場合によっては、合算して1か月の自己負担分が1万円または2万円を超える場合があります(今回は支払った額が2万9千円)。
支払った額2万9千-自己負担限度額の1万円=支給額1万9千円。
よって、支給額の1万9千円を保険者から受けることができます。
今回の会社員で透析をしているYさんの事例では、複数の病院と薬局で治療と処方を受けました。
保険者から支給額を受けることで、実質の自己負担限度額は1万円です。
自己負担は確かに1万円で済みました。
それでも自己負担限度額は高額ですので、あらかじめ「身体障害者手帳」を取得したうえで「障害者医療費助成」の手続きを行うことで、更なる負担限度額の軽減を図ることができます。
◇まとめにかえて
①「特定疾病療養受療証」の交付に申請手続きが必要!
⇒申請月の初日から適用され、加入している健康保険の保険者から交付されます。
②「特定疾病療養受療証」は人工透析の治療に対してのみ有効!
⇒自己負担限度額は1病院あたり月額1万円(上位所得者は2万円)
(複数の病院で治療を受けたら病院ごとに負担)。
⇒月額1万円または2万円を更に軽減させるためには、あらかじめ「身体障害者手帳」を取得したうえで「障害者医療費助成」の手続きが必要。

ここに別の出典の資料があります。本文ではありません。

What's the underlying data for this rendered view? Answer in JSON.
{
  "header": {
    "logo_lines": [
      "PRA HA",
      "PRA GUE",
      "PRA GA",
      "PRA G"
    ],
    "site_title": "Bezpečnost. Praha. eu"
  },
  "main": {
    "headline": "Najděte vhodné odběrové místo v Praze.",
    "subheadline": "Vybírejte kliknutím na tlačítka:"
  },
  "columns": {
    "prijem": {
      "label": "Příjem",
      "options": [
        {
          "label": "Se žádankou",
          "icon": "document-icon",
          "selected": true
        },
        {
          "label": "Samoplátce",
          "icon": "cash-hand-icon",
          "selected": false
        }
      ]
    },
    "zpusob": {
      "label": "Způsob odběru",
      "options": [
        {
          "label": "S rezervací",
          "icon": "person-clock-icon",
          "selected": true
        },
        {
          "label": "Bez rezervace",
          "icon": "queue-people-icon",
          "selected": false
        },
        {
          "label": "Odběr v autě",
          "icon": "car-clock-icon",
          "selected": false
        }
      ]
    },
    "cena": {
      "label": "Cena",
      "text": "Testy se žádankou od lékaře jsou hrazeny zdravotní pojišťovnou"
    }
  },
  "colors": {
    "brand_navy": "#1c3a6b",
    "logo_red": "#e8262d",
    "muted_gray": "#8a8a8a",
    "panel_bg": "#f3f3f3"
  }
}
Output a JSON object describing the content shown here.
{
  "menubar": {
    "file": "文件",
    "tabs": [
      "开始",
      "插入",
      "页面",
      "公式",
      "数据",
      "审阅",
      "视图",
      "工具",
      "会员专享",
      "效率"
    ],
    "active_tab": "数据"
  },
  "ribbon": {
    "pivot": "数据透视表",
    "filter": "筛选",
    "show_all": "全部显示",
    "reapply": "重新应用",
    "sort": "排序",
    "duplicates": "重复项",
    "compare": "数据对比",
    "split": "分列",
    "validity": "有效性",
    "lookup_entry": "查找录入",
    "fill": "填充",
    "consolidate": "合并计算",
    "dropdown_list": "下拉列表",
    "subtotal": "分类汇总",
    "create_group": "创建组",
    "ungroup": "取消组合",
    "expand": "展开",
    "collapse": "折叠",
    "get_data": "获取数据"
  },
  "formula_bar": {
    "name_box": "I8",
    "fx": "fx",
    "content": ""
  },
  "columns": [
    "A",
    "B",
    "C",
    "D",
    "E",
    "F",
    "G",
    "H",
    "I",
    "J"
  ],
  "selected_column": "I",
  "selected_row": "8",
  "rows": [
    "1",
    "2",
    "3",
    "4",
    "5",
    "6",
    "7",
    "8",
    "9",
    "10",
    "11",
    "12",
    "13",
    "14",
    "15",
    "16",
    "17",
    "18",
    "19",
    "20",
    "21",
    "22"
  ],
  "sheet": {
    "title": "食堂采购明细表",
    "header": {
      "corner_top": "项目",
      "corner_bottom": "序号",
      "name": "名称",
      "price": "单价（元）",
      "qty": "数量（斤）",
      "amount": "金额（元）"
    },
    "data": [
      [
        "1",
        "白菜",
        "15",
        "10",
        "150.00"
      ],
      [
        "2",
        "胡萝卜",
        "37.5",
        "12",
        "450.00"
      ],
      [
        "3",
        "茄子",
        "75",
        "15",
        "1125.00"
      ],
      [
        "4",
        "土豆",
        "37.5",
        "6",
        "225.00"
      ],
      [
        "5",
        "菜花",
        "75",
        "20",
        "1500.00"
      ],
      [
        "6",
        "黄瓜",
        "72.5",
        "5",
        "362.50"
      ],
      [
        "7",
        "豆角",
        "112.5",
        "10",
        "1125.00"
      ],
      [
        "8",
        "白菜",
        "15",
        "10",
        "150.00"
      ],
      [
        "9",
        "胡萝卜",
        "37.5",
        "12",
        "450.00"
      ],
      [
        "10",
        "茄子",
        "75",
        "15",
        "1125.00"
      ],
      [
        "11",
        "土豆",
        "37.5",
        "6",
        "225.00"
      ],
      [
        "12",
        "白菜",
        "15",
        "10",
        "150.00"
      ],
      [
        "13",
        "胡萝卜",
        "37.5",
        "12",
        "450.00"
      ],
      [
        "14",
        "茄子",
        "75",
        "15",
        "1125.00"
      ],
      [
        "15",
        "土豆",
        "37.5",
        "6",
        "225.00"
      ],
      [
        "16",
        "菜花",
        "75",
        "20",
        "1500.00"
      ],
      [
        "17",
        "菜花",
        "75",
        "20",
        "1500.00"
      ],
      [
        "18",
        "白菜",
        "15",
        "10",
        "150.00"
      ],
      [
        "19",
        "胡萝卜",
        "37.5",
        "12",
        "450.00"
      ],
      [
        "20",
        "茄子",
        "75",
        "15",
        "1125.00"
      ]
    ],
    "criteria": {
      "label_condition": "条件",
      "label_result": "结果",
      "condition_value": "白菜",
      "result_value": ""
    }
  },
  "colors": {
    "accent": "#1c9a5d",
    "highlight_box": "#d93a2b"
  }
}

③入院時の食事療養や生活療養標準負担額は自己負担となる
参照:透析者の医療費(65歳未満)の概要については、
「透析の医療費は高い!仕組みは知っておいたほうが良い理由。」
【お断り】
当カテゴリーは「透析者の医療費(65歳未満)」であり、65歳未満の現役会社員や自営業者などの透析者を対象とした医療費について取り上げています。
特定疾病の特例には3つ認定されいますが、そのうち人工透析については以下のように、
・「診療月の標準報酬月額が53万円以上である70歳未満の被保険者(またはその被扶養者)」
・「70歳未満で世帯員の保険税課税標準額の合計が600万円超」
とされ、年齢要件や所得の規定がされています(ほかの特定疾病は年齢・所得規定無し)。
よって当カテゴリーのように「65歳未満の透析者」に限定するものではありません。
条文上は65歳以上70歳未満の透析者をも含んでいますので、その点はあらかじめご承知おきください。